Kalau boleh jujur, nasib jadi pengajar di pelosok, sungguh jauh dari sejahtera. Kalaupun bisa mutasi ke kota, harus berani mengeluarkan biaya, serta mampu menyingkirkan ancaman dari berbagai pihak.
Hari ini seharusnya sekolah dan kegiatan yang bersifat berada dalam kerumunan sekelompok orang mulai dihentikan, sesuai dengan surat edaran dari Gubernur, bahkan Dinas Pendidikan Kab. Cianjur, tempat saya tinggal. Sampai Presiden pun menginstruksikan untuk bekerja, belajar dan beribadah di rumah.
Namun itu jadi pengecualian khususnya di beberapa sekolah tempat saya tinggal. Senin ini justru ulangan tetap diselenggarakan.
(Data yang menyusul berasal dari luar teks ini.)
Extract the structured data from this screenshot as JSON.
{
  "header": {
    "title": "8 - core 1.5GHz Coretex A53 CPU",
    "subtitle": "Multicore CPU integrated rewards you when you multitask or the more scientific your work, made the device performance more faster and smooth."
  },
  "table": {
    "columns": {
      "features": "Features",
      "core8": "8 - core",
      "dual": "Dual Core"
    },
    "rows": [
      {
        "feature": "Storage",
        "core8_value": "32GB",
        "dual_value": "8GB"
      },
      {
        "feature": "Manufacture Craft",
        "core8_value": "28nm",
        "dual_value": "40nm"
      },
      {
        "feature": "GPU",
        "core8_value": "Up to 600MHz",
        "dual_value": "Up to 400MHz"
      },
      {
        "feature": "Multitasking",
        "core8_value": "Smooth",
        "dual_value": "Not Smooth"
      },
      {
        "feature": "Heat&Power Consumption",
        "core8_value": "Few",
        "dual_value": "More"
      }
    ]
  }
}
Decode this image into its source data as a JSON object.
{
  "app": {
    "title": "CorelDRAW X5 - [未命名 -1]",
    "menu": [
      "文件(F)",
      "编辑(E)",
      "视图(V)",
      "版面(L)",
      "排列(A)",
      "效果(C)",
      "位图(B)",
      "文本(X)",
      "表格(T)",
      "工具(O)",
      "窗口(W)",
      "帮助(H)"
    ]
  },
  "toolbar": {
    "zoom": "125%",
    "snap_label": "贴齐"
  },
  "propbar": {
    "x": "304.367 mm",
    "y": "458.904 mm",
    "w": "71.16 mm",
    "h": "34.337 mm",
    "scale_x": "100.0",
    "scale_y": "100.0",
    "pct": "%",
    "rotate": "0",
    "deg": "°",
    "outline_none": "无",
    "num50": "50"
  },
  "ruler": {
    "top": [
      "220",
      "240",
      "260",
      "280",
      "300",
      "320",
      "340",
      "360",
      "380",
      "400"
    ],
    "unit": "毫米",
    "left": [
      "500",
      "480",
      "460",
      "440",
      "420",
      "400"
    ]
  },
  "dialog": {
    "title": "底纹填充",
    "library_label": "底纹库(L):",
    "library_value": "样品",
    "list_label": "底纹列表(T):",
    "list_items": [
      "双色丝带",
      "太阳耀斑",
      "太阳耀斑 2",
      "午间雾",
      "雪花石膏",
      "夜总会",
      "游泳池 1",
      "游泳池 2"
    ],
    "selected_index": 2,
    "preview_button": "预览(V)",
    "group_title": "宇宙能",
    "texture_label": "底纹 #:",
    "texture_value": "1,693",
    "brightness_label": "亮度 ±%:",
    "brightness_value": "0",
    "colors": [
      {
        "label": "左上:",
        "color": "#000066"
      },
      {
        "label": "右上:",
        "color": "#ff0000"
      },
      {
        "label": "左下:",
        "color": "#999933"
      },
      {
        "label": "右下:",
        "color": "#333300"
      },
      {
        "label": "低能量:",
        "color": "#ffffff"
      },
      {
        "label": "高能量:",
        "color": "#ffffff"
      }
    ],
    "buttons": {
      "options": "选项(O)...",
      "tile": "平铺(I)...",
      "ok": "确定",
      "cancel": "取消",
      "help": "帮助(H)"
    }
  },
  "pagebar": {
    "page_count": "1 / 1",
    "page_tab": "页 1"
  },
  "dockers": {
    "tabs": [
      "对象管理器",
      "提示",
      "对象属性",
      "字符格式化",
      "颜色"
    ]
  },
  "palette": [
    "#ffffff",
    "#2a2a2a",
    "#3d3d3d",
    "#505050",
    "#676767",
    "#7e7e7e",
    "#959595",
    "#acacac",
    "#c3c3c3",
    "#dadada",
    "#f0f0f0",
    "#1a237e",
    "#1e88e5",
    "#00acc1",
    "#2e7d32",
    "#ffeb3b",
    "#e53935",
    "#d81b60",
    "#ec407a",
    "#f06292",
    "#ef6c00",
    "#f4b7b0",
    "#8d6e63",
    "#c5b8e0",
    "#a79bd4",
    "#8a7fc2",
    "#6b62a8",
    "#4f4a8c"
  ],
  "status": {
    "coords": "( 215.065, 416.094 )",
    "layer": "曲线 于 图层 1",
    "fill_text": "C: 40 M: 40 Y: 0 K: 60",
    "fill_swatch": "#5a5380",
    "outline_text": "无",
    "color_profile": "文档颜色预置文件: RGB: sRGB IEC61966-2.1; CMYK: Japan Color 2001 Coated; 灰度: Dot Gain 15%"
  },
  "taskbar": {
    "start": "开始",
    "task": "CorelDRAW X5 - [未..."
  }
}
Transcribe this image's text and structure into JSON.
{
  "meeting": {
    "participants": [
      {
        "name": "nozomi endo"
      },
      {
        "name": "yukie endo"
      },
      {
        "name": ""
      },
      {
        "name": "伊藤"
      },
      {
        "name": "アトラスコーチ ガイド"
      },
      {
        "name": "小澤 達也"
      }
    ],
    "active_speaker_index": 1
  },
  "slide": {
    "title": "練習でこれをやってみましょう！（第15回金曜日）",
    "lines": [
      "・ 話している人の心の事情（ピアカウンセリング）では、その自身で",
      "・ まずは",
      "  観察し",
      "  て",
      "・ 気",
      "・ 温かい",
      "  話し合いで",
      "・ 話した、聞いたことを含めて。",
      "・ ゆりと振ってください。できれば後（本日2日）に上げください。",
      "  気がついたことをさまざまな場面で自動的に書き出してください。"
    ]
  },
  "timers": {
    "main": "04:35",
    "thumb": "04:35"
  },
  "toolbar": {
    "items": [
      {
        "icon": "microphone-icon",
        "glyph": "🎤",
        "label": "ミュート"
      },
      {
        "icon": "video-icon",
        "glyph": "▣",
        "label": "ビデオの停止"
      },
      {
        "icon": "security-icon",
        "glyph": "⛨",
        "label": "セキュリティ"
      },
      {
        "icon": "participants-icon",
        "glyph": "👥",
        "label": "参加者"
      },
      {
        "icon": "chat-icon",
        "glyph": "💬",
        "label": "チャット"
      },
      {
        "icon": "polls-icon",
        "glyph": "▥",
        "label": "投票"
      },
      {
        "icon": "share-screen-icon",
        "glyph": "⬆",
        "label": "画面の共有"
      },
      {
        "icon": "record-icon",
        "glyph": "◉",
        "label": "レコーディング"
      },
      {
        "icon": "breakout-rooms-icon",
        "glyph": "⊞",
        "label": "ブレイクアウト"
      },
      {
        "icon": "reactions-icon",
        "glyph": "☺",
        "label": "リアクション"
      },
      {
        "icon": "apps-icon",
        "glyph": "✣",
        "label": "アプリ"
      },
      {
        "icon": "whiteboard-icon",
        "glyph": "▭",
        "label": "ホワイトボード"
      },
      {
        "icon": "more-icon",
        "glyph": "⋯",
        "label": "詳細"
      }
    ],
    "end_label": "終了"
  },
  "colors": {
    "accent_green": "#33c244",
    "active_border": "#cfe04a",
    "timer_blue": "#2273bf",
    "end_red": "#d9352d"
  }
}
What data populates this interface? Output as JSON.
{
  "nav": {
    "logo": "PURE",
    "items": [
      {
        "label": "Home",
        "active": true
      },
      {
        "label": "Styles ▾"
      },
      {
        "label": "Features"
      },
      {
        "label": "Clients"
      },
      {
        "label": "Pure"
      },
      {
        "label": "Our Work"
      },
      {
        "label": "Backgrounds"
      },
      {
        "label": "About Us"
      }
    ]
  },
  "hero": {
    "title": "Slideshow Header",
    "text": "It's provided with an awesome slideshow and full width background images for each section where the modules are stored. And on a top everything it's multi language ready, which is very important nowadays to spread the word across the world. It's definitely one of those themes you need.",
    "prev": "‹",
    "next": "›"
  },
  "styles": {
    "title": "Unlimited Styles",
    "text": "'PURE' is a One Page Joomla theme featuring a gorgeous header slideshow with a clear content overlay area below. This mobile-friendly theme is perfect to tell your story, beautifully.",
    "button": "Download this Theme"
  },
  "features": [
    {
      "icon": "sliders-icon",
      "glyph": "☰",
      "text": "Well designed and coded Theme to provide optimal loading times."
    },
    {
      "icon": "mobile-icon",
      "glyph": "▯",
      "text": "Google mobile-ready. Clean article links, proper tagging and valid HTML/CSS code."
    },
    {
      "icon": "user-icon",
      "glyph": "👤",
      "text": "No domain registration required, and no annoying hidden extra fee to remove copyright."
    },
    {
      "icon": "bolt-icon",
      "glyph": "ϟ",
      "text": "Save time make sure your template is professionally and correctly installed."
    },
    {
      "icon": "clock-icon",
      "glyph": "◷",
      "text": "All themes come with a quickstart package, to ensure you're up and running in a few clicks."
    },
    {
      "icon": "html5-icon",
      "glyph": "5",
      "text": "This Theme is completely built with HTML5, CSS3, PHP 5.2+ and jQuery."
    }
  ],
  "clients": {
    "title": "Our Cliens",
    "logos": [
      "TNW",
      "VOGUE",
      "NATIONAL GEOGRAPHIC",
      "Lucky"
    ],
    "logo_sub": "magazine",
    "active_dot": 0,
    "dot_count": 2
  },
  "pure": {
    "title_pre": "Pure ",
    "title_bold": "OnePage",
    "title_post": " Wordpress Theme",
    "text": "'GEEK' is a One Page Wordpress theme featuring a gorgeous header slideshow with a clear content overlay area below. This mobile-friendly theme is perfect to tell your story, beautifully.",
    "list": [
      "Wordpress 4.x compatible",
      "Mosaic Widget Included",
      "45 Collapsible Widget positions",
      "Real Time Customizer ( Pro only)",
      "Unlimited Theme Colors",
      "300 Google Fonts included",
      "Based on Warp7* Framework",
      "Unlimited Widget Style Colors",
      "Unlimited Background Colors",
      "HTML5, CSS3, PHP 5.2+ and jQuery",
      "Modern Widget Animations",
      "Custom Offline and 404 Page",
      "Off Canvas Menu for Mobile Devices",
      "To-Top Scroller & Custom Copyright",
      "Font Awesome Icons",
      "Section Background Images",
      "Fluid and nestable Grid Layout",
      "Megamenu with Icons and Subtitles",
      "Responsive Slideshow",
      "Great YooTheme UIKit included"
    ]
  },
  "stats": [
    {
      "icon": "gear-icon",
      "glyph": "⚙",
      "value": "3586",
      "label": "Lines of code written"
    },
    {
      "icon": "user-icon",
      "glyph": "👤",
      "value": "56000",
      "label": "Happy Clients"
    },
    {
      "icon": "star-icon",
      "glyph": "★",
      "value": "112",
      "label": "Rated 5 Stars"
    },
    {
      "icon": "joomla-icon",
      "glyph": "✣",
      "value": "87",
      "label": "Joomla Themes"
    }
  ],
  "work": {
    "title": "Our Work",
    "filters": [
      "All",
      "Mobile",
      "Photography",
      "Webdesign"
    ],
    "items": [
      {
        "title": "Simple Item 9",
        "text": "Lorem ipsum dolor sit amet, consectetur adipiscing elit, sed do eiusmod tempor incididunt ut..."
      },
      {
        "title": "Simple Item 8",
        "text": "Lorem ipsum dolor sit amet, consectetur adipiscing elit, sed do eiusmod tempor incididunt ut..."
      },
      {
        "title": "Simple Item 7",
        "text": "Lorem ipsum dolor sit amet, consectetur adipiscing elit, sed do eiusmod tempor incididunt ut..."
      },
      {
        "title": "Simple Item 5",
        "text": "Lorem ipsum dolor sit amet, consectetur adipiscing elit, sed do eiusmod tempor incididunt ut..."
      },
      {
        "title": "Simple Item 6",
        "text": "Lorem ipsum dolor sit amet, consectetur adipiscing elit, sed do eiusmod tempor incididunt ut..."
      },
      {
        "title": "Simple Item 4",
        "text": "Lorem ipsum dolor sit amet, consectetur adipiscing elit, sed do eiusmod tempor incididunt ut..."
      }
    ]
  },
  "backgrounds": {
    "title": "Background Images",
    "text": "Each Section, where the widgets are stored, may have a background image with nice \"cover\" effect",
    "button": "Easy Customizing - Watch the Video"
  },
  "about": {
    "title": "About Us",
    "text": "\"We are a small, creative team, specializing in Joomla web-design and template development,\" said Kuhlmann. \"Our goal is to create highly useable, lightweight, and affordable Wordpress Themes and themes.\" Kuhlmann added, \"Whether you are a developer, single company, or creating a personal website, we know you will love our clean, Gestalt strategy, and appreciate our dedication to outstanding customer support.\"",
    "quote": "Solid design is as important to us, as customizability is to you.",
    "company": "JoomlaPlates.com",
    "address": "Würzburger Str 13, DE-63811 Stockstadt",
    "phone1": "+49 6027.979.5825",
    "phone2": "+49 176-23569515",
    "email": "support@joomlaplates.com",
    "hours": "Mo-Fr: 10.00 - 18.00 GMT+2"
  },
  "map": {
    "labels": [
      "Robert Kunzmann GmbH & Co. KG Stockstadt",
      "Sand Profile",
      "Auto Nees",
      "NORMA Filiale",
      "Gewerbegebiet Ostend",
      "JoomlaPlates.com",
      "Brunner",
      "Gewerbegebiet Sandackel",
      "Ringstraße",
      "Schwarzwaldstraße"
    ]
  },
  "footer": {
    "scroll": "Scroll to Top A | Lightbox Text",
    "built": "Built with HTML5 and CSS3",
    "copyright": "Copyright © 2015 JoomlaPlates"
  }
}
Mau tidak mau semua pengajar harus tetap bekerja.
Beberapa siswa yang biasanya tidak masuk, kali ini berhasil kami paksa untuk hadir. Berbagai motivasi secara hati ke hati khususnya dari saya sendiri dijadikan jurus supaya mereka, anak santri sekaligus siswa sekolah lanjutan tingkat atas ini berhasil mendapatkan kelulusan.
"Kalau sudah memiliki tanda kelulusan, kalian bisa bekerja ke kota, atau mau buka usaha sendiri juga jadi lebih mudah." Pancing saya beberapa hari sebelum hari H ujian.
"Kerja di kota lagi libur Pak, disuruh ikut demo saja." Kata seorang siswa yang terkenal cukup berani. Ketika saya tanya tahu dari mana, jawabnya dari kakaknya dan orang kampung yang banyak merantau jadi buruh pabrik di kota. Oh pantas.
Sambil menunggu jam ujian selesai dari satu pelajaran ke pelajaran selanjutnya sore tadi saya ajak ngobrol siswa itu yang kebetulan ia sudah selesai lebih dahulu mengerjakan soal ujian dibanding teman-temannya.
Saya tanya rencana setelah lulus nanti mau ke mana. Jawabnya diluar dugaan. Ia mau jadi tukang ojek saja!
"Tidak ingin bekerja ke kota ikut saudara?"
"Saya mau kerja sejahtera saja di kampung, Pak. Hehehe!" jawabnya sambil berseloroh. "Bisa kan Pak?"
"Bisa banget. Emangnya kerja di kota tidak sejahtera?"